Between the multiple rounds of Acuity in all subject areas to prepare for the ISTEP test, four rounds of SRI to measure student reading levels, WIDA testing, the state mandated practice ISTEP test, the two rounds of the actual ISTEP test, and the test prep in which we engage, I lose countless instructional hours. Throw in the days that school is closed due to inclement weather and other interruptions that take students out of the classroom, and I am set back even further.
I've talked extensively with other educators and hear the frustration in their voices as well. What happened to building a love of learning in our students? What about the time we used to take to truly build relationships with our students and work on team-building activities? This is key to the socialization of middle school students, but that time has been taken away. It seems that now the focus is solely on test scores. School grades, teacher pay, and jobs are all linked to these test scores. The unveiling of the Common Core and Indiana Academic Standards means a longer, more rigorous test that involves more complex reading, as well as questions that require a deeper level of thinking. However, we do not have adequate time within the classroom to get our students to this higher level of thinking with every single standard.

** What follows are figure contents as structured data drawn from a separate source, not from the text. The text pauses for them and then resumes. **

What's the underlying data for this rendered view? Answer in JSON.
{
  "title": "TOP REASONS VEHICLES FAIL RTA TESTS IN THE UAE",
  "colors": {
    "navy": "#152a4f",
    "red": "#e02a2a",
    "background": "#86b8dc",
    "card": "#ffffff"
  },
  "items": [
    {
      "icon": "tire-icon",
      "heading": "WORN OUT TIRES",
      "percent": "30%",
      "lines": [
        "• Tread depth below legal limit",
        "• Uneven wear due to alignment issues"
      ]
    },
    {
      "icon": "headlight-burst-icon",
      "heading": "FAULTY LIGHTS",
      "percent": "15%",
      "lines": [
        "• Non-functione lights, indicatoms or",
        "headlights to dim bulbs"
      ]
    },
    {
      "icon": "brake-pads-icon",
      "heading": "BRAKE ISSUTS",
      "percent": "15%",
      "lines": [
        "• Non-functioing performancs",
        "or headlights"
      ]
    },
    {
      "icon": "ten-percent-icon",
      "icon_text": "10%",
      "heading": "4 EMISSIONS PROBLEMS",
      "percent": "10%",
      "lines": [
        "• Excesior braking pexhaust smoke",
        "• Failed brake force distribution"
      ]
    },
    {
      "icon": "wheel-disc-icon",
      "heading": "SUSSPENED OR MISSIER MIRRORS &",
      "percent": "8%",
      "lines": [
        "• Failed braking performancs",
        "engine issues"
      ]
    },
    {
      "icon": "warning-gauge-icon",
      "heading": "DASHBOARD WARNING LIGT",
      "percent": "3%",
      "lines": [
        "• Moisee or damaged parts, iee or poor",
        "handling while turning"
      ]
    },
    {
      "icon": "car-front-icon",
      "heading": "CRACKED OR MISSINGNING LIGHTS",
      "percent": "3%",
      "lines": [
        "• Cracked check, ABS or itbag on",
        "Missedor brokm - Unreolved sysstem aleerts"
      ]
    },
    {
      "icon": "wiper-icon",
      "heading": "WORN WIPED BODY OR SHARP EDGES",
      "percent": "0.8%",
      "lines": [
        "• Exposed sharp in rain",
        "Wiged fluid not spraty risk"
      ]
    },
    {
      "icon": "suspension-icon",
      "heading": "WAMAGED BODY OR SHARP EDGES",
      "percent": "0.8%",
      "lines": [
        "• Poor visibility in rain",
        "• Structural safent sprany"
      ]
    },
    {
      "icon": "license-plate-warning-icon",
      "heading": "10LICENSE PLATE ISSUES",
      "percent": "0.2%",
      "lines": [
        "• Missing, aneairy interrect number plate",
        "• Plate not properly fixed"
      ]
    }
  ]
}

Let's not forget about what this is doing to our students. The stress and frustration on their faces is enough to break even the toughest critic's heart. I have too many students having anxiety attacks at school. I haven't done any scientific research, but I am inclined to believe that part of it is because of the amount of stress that they feel over the constant focus on test scores. Other students go the other way and become apathetic. They openly confess that after awhile, they just "click any answer so that [they] can finish". ( Do you know any school-aged children? Ask them if they've ever done this. You may be surprised by their response.) Then, of course, there's the elimination of a full year of science and social studies. This is detrimental to the students and causes them to lack the background knowledge needed to understand complex text that is related to these subjects.
The cry of many educators is, "this isn't why I got into teaching." The outrage felt at what's being done to our students festers like a nasty sore. We have a variety of students coming to us from different backgrounds and with different types of baggage. Are we really helping them by making the standardized assessments harder and then penalizing the schools when enough students don't pass? Is it to their benefit to be so focused on testing that we forget about the well-being of the whole child? What are we to do?

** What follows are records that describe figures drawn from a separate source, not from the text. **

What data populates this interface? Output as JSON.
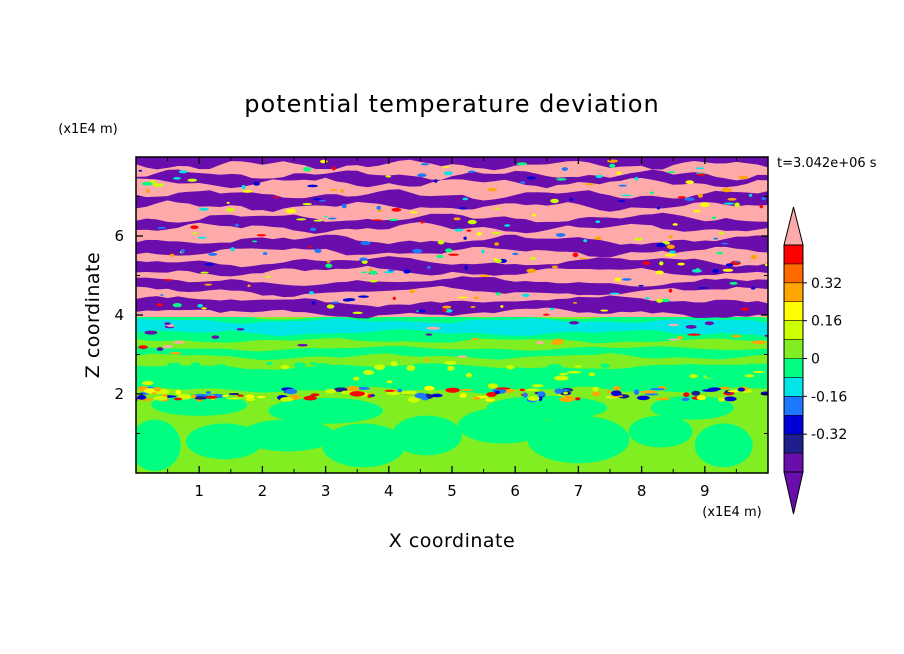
{
  "chart_data": {
    "type": "heatmap",
    "title": "potential temperature deviation",
    "xlabel": "X coordinate",
    "ylabel": "Z coordinate",
    "x_unit": "(x1E4 m)",
    "y_unit": "(x1E4 m)",
    "time_label": "t=3.042e+06 s",
    "xlim": [
      0,
      10
    ],
    "ylim": [
      0,
      8
    ],
    "x_ticks": [
      "1",
      "2",
      "3",
      "4",
      "5",
      "6",
      "7",
      "8",
      "9"
    ],
    "y_ticks": [
      "2",
      "4",
      "6"
    ],
    "colorbar": {
      "levels": [
        -0.48,
        -0.4,
        -0.32,
        -0.24,
        -0.16,
        -0.08,
        0,
        0.08,
        0.16,
        0.24,
        0.32,
        0.4,
        0.48
      ],
      "tick_labels": [
        "0.32",
        "0.16",
        "0",
        "-0.16",
        "-0.32"
      ],
      "tick_values": [
        0.32,
        0.16,
        0,
        -0.16,
        -0.32
      ],
      "colors_low_to_high": [
        "#6a0dad",
        "#1e1e8c",
        "#0000d8",
        "#1e78ff",
        "#00e6e6",
        "#00ff80",
        "#80ee20",
        "#ccff00",
        "#ffff00",
        "#ffa500",
        "#ff6a00",
        "#ff0000",
        "#ffaaaa"
      ],
      "extend": "both"
    },
    "field_description": {
      "z_0_to_2": "near-zero values, alternating green (#80ee20) and light green (#00ff80) blobs",
      "z_2": "thin band of strong anomalies (-0.48 to +0.48)",
      "z_2_to_4": "mostly slightly negative (#00ff80) with cyan band near z=3.7",
      "z_4_to_8": "alternating layers of strongly positive (#ffaaaa) and strongly negative (#6a0dad) values"
    }
  }
}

The other day, one of my former students walked into my classroom. This is a girl who was reading far below grade level when she was in middle school. My colleagues and I worked extensively with her over the years, and when she came into my room, she said with a big smile, "Mrs. Miller, I have enough credits to graduate early." This young woman did NOT pass the ISTEP test as a 6th grader. Had my colleagues and I relied only on the data, we may have given up on her and focused more on students who were closer to passing. But none of us believed that this was in the best interest of the students. We continued to teach her and work with her, and she was able to stay in school and reach her goal of graduating.
This is what it is all about, friends. I remind myself of this when I feel overwhelmed and discouraged. All we can do is the best we can with the time and resources that we've been given. Hang in there, fellow educators. Keep fighting for your students. You are making a difference.